O descontrole chegou a tal ponto que parlamentares como Eduardo Bolsonaro, hoje foragido, e Alexandre Ramagem, fugitivo da Justiça, solicitaram, mesmo estando fora do país, emendas individuais superiores a R$ 40 milhões, cada uma.

Para muitos congressistas, a única forma de conter as investigações sobre essa verdadeira farra das emendas, é frear o STF. E, nesse ponto, Centrão e extrema-direita caminham lado a lado, unidos pelo mesmo objetivo, numa releitura antinacional do lema que sempre nos foi caro, “ninguém solta a mão de ninguém”.

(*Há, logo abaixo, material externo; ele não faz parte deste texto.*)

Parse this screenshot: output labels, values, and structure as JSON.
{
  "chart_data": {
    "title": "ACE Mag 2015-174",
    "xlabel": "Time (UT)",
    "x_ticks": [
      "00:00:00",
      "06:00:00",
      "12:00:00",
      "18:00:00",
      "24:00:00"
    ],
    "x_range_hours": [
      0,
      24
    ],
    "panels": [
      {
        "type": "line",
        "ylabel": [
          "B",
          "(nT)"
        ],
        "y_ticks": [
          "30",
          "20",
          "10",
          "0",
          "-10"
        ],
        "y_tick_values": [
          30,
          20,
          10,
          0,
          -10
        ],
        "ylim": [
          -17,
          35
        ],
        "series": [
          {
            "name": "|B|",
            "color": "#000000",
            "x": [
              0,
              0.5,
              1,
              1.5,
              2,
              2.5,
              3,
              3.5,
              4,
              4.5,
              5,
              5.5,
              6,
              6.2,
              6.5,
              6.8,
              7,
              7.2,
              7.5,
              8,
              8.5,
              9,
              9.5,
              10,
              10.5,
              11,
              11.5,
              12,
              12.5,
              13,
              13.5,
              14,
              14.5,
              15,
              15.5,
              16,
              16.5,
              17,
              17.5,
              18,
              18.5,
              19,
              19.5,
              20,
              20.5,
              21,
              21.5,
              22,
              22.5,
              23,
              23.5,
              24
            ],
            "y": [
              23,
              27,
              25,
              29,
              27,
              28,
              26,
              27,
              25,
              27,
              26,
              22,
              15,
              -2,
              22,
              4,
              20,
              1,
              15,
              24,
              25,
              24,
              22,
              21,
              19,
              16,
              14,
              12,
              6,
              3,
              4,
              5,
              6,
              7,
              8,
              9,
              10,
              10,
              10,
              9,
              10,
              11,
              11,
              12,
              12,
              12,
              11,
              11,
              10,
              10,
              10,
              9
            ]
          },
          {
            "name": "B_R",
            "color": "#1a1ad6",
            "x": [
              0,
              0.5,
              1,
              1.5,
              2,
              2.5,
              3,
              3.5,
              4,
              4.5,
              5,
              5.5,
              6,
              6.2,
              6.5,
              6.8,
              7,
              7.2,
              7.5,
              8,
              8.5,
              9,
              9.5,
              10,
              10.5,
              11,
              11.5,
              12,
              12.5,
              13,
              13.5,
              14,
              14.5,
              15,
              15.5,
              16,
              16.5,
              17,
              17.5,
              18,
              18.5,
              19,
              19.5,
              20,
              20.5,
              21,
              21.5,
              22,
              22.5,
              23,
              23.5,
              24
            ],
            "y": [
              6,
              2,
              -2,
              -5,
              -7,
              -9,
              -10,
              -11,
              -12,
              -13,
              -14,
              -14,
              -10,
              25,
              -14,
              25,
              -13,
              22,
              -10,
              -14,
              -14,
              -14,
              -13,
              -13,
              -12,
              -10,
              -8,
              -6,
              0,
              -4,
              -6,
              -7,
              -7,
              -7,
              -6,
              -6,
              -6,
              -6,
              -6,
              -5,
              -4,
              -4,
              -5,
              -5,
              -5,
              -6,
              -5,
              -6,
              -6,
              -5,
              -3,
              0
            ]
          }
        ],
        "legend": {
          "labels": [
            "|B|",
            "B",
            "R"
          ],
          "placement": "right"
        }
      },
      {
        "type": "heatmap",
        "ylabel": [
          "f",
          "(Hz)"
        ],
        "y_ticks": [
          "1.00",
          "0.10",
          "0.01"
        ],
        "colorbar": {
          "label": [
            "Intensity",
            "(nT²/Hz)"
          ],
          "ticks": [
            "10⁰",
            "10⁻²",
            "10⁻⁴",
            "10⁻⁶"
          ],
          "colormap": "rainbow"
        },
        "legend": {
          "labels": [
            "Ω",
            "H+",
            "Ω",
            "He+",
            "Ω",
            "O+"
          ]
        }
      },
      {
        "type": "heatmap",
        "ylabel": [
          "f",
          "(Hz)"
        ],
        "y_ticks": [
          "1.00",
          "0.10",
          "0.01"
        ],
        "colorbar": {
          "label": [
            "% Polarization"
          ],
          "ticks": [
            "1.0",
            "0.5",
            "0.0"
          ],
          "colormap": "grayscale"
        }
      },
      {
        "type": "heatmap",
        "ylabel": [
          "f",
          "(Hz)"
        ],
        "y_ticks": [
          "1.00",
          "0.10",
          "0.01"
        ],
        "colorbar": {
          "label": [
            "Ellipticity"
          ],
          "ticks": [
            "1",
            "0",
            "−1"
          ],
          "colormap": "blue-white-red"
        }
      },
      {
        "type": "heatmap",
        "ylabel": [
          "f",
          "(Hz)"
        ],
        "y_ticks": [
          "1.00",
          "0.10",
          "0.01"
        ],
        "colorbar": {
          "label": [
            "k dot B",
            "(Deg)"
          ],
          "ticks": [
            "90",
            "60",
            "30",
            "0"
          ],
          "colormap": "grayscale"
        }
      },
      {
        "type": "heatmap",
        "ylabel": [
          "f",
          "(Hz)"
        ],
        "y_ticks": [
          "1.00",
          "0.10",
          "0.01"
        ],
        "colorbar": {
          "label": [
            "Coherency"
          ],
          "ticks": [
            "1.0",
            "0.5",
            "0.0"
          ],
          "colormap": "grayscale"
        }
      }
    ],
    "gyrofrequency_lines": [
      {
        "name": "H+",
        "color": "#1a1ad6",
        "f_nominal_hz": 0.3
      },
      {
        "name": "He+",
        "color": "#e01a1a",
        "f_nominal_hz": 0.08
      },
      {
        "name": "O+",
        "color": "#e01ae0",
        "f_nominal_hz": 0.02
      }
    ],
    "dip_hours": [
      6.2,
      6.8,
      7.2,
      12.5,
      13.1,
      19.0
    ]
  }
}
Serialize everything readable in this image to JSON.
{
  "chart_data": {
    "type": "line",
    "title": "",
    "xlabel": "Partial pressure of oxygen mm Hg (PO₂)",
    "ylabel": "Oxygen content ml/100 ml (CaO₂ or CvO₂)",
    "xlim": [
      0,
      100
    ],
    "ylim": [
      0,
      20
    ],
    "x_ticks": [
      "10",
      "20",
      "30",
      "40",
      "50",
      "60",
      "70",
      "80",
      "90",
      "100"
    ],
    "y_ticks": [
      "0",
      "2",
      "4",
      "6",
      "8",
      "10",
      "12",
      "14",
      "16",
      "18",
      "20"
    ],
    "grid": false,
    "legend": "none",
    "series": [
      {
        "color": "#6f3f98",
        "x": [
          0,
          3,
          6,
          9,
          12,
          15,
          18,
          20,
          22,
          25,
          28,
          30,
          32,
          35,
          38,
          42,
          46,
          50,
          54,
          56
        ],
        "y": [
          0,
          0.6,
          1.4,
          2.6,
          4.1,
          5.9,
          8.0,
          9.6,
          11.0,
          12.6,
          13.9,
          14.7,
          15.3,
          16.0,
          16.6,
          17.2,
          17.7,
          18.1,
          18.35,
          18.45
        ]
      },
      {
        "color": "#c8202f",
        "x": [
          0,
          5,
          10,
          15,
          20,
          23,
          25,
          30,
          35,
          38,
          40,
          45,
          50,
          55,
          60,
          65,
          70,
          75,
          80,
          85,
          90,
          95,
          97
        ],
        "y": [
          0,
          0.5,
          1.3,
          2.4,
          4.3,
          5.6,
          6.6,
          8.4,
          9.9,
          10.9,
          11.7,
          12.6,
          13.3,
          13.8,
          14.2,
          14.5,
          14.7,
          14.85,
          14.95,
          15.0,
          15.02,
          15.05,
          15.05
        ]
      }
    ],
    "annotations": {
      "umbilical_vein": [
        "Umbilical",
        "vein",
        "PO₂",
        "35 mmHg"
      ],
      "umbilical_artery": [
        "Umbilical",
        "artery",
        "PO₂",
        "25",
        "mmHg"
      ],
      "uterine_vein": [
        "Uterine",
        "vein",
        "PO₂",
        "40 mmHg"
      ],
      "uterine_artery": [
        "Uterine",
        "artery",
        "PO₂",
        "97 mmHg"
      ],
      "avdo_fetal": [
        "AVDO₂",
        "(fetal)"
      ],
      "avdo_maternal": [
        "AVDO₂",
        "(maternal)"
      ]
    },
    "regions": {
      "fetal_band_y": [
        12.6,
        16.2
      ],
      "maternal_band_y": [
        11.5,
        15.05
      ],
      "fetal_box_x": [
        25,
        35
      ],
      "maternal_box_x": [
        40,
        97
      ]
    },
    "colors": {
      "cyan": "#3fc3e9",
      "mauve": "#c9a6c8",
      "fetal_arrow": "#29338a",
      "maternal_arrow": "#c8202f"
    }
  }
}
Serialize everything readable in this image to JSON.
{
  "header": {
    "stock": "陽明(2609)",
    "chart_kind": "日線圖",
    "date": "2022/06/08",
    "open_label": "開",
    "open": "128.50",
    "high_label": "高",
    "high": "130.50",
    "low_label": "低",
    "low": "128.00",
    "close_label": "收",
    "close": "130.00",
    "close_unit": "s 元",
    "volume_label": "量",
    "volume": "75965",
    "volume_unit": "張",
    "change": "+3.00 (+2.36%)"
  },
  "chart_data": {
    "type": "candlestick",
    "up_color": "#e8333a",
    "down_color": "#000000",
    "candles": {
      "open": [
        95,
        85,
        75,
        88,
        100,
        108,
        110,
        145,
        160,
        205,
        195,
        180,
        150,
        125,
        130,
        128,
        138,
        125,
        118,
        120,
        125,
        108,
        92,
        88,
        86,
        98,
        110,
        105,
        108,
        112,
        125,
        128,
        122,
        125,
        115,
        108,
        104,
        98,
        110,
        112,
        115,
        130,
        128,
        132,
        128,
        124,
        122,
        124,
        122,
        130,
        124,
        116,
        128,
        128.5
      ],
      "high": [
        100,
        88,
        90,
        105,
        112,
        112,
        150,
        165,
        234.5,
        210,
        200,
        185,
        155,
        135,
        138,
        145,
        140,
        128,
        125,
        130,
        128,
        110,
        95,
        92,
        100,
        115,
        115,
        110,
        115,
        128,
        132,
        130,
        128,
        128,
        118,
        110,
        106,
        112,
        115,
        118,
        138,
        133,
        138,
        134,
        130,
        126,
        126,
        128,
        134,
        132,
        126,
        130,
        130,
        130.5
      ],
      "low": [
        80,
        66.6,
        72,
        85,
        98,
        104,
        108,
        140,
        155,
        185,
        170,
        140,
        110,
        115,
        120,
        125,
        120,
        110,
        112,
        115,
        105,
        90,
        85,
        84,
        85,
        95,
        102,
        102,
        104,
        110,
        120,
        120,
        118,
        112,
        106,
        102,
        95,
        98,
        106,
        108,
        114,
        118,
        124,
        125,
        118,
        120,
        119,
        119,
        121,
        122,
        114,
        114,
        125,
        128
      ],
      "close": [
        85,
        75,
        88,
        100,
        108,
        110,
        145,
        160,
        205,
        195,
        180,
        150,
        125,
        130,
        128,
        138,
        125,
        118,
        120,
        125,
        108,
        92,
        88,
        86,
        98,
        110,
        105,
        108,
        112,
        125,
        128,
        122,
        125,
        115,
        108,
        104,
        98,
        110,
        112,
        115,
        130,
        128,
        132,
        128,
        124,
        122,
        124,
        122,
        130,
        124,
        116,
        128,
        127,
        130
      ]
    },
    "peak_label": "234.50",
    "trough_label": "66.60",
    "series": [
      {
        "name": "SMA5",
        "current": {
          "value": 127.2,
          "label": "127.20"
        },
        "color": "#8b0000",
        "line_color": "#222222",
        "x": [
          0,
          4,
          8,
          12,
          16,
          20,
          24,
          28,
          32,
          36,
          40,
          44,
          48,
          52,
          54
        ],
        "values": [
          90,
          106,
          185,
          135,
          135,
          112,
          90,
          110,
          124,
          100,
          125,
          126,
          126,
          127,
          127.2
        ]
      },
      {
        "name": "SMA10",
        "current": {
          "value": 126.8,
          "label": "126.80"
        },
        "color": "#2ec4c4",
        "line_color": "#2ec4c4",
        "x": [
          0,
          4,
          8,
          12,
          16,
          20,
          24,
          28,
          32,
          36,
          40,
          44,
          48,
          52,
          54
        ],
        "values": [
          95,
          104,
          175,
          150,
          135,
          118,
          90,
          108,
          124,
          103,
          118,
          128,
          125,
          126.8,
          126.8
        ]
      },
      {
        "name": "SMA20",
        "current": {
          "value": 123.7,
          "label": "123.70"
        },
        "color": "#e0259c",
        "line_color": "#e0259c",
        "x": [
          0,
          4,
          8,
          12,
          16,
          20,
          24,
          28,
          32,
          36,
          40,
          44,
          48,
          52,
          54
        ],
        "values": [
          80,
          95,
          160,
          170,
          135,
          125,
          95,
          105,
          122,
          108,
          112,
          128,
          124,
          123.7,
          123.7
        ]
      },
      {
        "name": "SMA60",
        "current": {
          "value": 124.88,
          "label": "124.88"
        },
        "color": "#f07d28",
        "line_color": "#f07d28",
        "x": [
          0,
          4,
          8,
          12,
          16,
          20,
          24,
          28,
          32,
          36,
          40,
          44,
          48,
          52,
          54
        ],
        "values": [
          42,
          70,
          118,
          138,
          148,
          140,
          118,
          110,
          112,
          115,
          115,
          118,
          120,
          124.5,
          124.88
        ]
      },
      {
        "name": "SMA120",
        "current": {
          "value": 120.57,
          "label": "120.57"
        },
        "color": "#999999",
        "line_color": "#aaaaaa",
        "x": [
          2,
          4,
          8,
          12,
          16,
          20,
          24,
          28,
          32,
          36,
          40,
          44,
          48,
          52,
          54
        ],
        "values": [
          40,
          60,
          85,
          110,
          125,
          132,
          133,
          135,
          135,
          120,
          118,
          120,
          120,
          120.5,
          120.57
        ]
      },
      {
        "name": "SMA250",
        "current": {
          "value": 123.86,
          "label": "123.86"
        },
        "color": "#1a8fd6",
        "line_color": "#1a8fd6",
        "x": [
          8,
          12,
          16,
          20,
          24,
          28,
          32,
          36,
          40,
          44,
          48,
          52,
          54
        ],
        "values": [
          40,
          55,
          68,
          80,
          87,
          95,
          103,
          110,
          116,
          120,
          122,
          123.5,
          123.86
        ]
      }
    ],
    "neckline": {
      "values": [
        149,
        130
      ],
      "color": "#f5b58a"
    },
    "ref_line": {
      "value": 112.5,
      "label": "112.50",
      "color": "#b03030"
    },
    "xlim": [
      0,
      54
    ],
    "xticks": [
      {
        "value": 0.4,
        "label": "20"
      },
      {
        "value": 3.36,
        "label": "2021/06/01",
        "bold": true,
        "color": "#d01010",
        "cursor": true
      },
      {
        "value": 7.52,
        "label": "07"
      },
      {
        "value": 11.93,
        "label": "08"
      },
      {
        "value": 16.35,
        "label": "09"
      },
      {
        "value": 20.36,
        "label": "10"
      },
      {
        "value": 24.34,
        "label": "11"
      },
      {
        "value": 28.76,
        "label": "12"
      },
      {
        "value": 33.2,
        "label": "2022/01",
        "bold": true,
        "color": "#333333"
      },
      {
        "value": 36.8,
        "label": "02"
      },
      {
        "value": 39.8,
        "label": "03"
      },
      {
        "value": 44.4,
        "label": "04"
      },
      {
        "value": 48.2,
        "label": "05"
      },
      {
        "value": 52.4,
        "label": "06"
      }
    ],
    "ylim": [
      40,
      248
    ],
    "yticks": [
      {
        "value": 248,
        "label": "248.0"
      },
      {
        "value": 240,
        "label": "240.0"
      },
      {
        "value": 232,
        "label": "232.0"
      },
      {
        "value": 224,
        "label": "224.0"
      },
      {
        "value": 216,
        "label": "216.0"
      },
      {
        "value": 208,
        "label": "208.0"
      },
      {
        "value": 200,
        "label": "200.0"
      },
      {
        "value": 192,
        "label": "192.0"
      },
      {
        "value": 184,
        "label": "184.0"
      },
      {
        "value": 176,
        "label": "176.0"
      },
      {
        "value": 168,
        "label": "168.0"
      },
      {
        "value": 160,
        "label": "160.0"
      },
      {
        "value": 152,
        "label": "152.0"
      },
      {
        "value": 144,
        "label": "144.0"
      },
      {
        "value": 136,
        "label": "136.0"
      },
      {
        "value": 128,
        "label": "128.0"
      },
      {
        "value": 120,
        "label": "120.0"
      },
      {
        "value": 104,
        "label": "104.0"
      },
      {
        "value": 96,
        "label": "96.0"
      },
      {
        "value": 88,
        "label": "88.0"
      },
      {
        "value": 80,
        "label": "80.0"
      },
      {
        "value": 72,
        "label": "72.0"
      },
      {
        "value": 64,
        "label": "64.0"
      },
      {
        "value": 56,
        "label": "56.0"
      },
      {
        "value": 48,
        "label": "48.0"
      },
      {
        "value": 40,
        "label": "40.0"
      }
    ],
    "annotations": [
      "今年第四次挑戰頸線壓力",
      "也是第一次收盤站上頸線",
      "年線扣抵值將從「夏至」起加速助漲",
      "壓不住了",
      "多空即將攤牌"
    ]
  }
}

Atualmente, o impeachment de um ministro do STF depende de maioria simples no Senado (41 votos). Alterar essa correlação de forças é justamente o propósito do projeto de lei (PL) patrocinado pela extrema-direita. Se conquistar essa maioria, o grupo passará a ter condições de avançar sobre o Supremo e dar mais um passo em seu projeto autocrático.

Preocupado com esse risco, o decano Gilmar Mendes concedeu liminar na quarta-feira (3), determinando que apenas a Procuradoria-Geral da República possa apresentar pedidos de impeachment contra ministros da Corte, além de elevar o quórum necessário para o afastamento de integrantes do STF para 54 votos.

A resposta do Senado foi imediata. Intensificaram-se as articulações para aprovar, ainda antes do recesso parlamentar, mudanças na legislação dos crimes de responsabilidade que atingem ministros do STF, o presidente da República e outras autoridades.

O projeto, que deve ser debatido pela CCJ já na próxima semana, estabelece prazo para que o presidente da Câmara decida sobre pedidos de impeachment, encerrando o engavetamento indefinido. Também amplia o rol de autoridades que podem responder por crime de responsabilidade, incluindo juízes, desembargadores e membros do Ministério Público. Outro ponto controverso autoriza partidos, sindicatos e a OAB a apresentar denúncias formais.

A movimentação intensa nos bastidores indica que esse debate deve se transformar no principal foco de tensão institucional nas próximas semanas, com impacto direto nas relações entre Executivo, Legislativo e Judiciário.

E é nesse embate, que avança sem freios, que mais uma vez os pilares da democracia são expostos à erosão, são vulnerados. Se prosperarem as tentativas de subjugar o Supremo, o país não estará diante de uma disputa política ordinária, mas de um ataque frontal ao equilíbrio entre os poderes, o mais grave desde a redemocratização.

* Este é um artigo de opinião, de responsabilidade do autor, e não reflete a opinião do Brasil 247.